В кулинарии, на которую так расчитывал голодный Васильев, было тоскливо. К лиловой стене был приколот кнопками плакат, призывающий пить соки, и утверждающий, что это кладовая витаминов. В застеклённой витрине на подносе из нержавеющей стали лежали два бутерброда с сыром. У стеллажа, сидя на табурете, продавщица в кружевной наколке на голове увлечённо читала журнал «Огонёк ».
Васильев потоптался у прилавка. Он понимал, что мешает даме расти духовно и ему было совестно. Но всё же, дождавшись, когда продавщица начала переворачивать страницу, он вякнул негромко:
– Простите, девушка…
– Я Вам не девушка, – парировала продавщица, не отрываясь от журнала.
Васильев устыдился:
– Хм… Товарищ…
– И не товарищ. – тут же ответила образованная продавщица. Потом подняла глаза, долго рассматривала из – за журнального барьера Васильева и наконец смилостивилась:
– Я работник общепита. Чё надо?
– Да я… Как – то… Вот… – начал было мяться Васильев, но работник общепита тут же эти интеллигентские мямли обрубила:
– Короче.
– Да я поесть хотел, а у вас… – и Васильев обречённо показал рукой на сиротские бутерброды.

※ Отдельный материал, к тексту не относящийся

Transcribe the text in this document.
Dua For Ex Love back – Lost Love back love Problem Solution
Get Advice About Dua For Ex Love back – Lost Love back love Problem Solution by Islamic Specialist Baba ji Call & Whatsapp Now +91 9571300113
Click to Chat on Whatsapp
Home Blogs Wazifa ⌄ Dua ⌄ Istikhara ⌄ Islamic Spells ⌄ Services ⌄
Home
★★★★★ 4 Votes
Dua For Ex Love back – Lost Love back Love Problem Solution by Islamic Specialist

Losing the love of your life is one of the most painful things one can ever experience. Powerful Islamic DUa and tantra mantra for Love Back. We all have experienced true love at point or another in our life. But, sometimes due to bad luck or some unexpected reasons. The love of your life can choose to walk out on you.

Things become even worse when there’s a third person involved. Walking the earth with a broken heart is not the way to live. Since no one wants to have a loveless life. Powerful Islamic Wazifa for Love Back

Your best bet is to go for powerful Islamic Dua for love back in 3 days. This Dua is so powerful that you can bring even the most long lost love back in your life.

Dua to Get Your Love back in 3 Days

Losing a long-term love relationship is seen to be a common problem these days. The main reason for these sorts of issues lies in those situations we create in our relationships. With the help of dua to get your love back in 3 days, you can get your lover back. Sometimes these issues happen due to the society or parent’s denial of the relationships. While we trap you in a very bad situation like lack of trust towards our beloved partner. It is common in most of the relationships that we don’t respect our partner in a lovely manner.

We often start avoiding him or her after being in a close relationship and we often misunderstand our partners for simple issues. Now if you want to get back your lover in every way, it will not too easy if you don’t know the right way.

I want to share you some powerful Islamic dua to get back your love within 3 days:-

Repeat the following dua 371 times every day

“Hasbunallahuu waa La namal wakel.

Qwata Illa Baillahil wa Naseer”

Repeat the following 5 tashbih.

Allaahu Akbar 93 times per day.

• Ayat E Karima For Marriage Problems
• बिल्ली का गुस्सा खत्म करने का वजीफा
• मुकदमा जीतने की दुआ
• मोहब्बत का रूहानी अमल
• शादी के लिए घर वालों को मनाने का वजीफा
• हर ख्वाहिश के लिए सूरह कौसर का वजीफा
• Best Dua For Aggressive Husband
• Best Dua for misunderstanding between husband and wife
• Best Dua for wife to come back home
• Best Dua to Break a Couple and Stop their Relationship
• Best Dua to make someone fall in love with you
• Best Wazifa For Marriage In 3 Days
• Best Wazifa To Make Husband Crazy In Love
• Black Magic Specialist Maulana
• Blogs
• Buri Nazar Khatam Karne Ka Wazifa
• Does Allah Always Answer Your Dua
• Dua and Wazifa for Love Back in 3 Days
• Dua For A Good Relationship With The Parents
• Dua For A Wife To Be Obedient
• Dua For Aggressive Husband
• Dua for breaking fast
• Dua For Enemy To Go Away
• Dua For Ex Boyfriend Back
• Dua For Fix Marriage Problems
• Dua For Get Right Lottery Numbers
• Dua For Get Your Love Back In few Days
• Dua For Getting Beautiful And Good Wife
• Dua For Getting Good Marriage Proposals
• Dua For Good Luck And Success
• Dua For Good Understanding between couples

– Что ж жена не кормит? – заинтересовалась продавщица и даже отложила «Огонёк» в сторону.
– Я неженатый. – сказал Васильев и не соврал ни на грамм, потому что жена осталась в далёком и недосягаемом уже Нью-Йорке.
– Это ж надо! – продавщица подошла, наконец-то, к прилавку. – В первый раз за тридцать лет неженатого мужчину вижу. Что? Больной, или после отсидки, или ваще тю-тю. – она выразительно покрутила указательным пальцем возле виска.
Васильев даже обиделся:
– Я Вас не понимаю. Почему же это раз неженатый, так непременно тю, тю? Я вполне нормальный… во всех местах. Просто времени как – то не было. Всё учёба, знаете… работа…
Вот тут Васильев определённо и нагло врал. Но его можно было и понять и простить.
– А кем же Вы, такой учёный, работаете? – спросила работник общепита и начала возиться со своим, загадочным для Васильева, инвентарём, – Вам кофе с молоком?
– Мне чёрный. – тут же ответил Васильев. И добавил, торопясь, – И с сахаром!
И только потом негромко, но гордо, забыв, как клял ещё позавчера свою профессию, добавил:
– Артистом я работаю.
– Скажите пожалуйста! – деланно удивилась продавщица, – Вам яишенку, или блинчики соорудить?
– Блинчики тоже. – с достоинством ответил Васильев, взял свой кофе и понёс к столику.
И не успел он толком устроиться и полюбоваться на пыльный букетик искусственных ромашек в пластмассовой вазочке как премудрая работница общепита стояла рядом, а глазунья из двух яиц на столе.